The ruling, that scholarship football players recruited to Northwestern are employees under the National Labor Relations Act, is limited in scope as it stands. The NLRB only regulates private institutions, and the National Collegiate Athletic Association’s Division I teams are dominated by big state schools. In this year’s Sweet 16, for example, only two schools – the University of Dayton and Baylor University — are private. Of the 128 schools in the Football Bowl Subdivision (FBS), just 17 — or 13.2% — are private. And since the NLRB is treating scholarship aid as player compensation, should a cut of player scholarships go to the government?
Northwestern will appeal the ruling to the full NLRB board in Washington, but experts say the ruling is likely to stand. “I think the regional director’s decision is a sound one,” says William Gould, a Stanford law professor who chaired the NLRB from 1994 to 1998. “I expect the board in Washington to uphold it.”
Expect the union movement to expand. Athletes at public schools are subject to state labor law, and Gould points to California as a union-friendly state for athletes. California’s student-employee test, for example, asks: are the services rendered related to the student’s educational objectives? As the NLRB ruling — and common sense — point outs, scholarship football players aren’t tackling opponents in a classroom. The services rendered are related to a school’s economic objectives. So players may be called employees.

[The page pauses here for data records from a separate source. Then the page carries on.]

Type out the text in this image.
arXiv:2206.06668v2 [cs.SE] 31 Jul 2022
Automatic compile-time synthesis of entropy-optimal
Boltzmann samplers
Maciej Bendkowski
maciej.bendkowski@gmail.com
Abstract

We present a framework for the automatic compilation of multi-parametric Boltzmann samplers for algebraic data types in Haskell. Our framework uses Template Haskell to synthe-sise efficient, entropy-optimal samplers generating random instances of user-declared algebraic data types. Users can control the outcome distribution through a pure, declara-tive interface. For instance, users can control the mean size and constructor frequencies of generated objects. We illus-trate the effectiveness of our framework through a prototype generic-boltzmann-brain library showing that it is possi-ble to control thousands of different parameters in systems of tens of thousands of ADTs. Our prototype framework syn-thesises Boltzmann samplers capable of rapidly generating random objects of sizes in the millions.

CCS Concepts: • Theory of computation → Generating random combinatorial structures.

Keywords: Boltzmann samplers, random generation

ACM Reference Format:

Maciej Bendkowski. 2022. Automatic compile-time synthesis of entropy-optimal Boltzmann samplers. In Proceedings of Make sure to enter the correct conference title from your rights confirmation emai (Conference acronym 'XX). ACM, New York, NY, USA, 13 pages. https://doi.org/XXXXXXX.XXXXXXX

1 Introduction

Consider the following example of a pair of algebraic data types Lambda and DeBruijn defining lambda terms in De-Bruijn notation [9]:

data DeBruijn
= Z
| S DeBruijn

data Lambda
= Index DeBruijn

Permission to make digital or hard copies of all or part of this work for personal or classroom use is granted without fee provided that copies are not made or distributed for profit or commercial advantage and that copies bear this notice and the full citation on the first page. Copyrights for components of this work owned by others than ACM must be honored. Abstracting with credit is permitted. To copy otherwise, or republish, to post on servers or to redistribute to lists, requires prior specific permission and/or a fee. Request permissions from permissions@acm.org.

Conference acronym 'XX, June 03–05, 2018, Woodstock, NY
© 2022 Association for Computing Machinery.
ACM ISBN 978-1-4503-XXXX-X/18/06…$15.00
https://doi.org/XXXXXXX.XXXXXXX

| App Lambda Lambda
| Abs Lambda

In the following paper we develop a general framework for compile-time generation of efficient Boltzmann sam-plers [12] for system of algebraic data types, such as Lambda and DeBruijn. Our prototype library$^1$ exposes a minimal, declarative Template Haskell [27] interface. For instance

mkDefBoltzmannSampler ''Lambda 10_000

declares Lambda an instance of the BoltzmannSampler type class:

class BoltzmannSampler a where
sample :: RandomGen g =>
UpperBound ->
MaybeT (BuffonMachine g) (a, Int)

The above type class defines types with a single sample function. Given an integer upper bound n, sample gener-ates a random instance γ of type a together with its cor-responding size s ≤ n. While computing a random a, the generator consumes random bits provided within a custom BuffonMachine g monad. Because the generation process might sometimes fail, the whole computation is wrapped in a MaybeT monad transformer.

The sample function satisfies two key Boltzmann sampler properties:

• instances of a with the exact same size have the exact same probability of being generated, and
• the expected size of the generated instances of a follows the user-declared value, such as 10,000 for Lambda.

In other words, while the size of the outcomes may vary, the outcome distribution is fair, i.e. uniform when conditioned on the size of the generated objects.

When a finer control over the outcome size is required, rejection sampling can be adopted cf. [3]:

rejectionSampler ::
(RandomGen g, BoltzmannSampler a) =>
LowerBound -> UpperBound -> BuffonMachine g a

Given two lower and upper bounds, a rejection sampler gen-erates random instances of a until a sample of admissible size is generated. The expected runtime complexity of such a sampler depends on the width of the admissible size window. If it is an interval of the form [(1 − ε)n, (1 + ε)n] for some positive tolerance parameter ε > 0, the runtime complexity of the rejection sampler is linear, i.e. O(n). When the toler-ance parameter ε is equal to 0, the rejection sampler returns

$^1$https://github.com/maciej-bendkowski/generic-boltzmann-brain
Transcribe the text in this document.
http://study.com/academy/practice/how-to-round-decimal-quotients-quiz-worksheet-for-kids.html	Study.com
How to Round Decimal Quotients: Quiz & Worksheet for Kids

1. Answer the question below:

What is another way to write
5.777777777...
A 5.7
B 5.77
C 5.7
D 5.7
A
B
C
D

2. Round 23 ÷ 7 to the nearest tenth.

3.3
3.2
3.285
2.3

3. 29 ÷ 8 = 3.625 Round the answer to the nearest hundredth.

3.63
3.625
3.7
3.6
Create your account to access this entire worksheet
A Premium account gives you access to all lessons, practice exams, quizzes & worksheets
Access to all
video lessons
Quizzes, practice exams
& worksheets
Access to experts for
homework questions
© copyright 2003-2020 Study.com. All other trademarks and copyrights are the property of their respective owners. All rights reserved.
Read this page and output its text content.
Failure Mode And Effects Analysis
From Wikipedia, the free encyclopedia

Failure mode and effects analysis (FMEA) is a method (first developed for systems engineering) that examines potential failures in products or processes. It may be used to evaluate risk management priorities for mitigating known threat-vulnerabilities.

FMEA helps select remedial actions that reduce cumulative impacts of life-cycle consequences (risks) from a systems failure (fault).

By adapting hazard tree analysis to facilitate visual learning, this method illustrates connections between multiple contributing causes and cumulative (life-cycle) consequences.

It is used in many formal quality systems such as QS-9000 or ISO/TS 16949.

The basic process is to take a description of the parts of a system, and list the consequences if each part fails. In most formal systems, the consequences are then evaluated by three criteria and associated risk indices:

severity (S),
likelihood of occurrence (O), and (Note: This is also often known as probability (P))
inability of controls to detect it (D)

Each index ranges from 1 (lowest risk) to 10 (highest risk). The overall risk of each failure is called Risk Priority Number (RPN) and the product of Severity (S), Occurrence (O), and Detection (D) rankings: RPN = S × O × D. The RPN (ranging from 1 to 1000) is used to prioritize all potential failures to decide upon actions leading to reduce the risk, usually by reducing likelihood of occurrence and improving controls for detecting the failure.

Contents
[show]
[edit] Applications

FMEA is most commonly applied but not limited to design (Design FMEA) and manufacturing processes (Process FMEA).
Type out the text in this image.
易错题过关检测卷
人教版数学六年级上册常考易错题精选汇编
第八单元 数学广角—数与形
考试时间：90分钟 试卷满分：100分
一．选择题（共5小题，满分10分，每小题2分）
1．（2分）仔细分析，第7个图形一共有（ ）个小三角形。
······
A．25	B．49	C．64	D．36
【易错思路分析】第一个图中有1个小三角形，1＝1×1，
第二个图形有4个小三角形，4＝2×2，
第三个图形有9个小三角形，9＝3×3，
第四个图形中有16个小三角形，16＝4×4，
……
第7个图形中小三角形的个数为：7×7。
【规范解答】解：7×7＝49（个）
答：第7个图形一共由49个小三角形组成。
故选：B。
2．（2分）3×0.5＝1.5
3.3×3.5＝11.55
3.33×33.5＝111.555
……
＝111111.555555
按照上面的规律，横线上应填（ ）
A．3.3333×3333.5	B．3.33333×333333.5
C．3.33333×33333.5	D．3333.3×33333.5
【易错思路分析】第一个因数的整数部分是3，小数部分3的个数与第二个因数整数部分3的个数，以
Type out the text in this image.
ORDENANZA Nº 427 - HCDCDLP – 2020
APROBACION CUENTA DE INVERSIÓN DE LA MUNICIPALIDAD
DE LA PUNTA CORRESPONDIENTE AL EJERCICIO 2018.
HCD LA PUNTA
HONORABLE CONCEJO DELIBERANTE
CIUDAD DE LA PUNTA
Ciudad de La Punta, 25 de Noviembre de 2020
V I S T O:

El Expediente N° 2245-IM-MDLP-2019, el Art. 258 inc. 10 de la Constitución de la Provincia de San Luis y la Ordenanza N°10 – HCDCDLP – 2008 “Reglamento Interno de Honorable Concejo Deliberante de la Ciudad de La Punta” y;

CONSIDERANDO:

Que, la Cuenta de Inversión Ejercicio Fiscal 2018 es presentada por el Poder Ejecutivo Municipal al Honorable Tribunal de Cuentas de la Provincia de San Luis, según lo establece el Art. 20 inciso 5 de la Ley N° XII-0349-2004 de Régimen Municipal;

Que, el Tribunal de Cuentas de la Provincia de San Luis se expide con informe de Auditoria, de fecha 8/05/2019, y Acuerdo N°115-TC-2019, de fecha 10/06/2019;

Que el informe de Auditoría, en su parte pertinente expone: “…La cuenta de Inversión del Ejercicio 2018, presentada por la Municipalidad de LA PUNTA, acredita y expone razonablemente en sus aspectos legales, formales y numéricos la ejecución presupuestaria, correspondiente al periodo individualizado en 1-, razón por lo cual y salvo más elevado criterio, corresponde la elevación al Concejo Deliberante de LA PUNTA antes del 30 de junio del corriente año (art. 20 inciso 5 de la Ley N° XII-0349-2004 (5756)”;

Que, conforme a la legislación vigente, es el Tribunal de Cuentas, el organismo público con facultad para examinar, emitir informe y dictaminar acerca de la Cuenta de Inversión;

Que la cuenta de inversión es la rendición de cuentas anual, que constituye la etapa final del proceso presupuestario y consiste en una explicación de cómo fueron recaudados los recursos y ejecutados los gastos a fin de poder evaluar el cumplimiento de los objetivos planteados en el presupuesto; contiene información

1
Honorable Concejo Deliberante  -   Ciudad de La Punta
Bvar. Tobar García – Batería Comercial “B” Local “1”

Players at, say, UCLA, could make a strong case. “There’s definitely an opening in California,” says Gould. “I think athletes at public schools there would have an easier case than the Northwestern students.” The bigger question, says Gould, is whether more players want to unionzie. Northwestern’s players have yet to officially vote to form their union.
Players in Michigan and Florida can also make strong claims for employee status and the right to unionize, according to a 2012 paper published in the Buffalo Law Review, “A Union of Amateurs: A Legal Blueprint to Reshape College Athletics.” Historically, Michigan has been favorable to student-worker unionism. Paper co-authors Nicholas Fram and T. Ward Frampton write about Florida:
As a “right-to-work” state with only a 3.1% unionization rate in the private sector, Florida might seem an unlikely candidate to pioneer collective bargaining in college sports. But the Florida Constitution enshrines collective bargaining for public employees as a fundamental right under Florida law, and in the public sector, a full 27.8% of Florida workers are covered by union contracts. The robust constitutional and statutory protections afforded public workers under state law, coupled with the dramatic profits earned from Division I football in Florida, create a favorable playing field for college athletes seeking to unionize. But perhaps most importantly, the idiosyncratic history of disputes over the “employee” status of students on Florida campuses has established legal precedent extraordinarily favorable to student-workers. As a result, “the rights of graduate assistants to bargain collectively — and perhaps, by analogy, the rights of college athletes to do the same—“are now more secure in Florida than in any other state.
And if athletes at Florida negotiated more favorable benefits, officials in Alabama, which currently gives college athletes no constitutional or statutory right to collectively bargain, could face pressure to tweak state law in order to compete for recruits. The potential ripple effect, state by state, is real.
For college athletes, finally, that’s a pretty sweet deal on the table.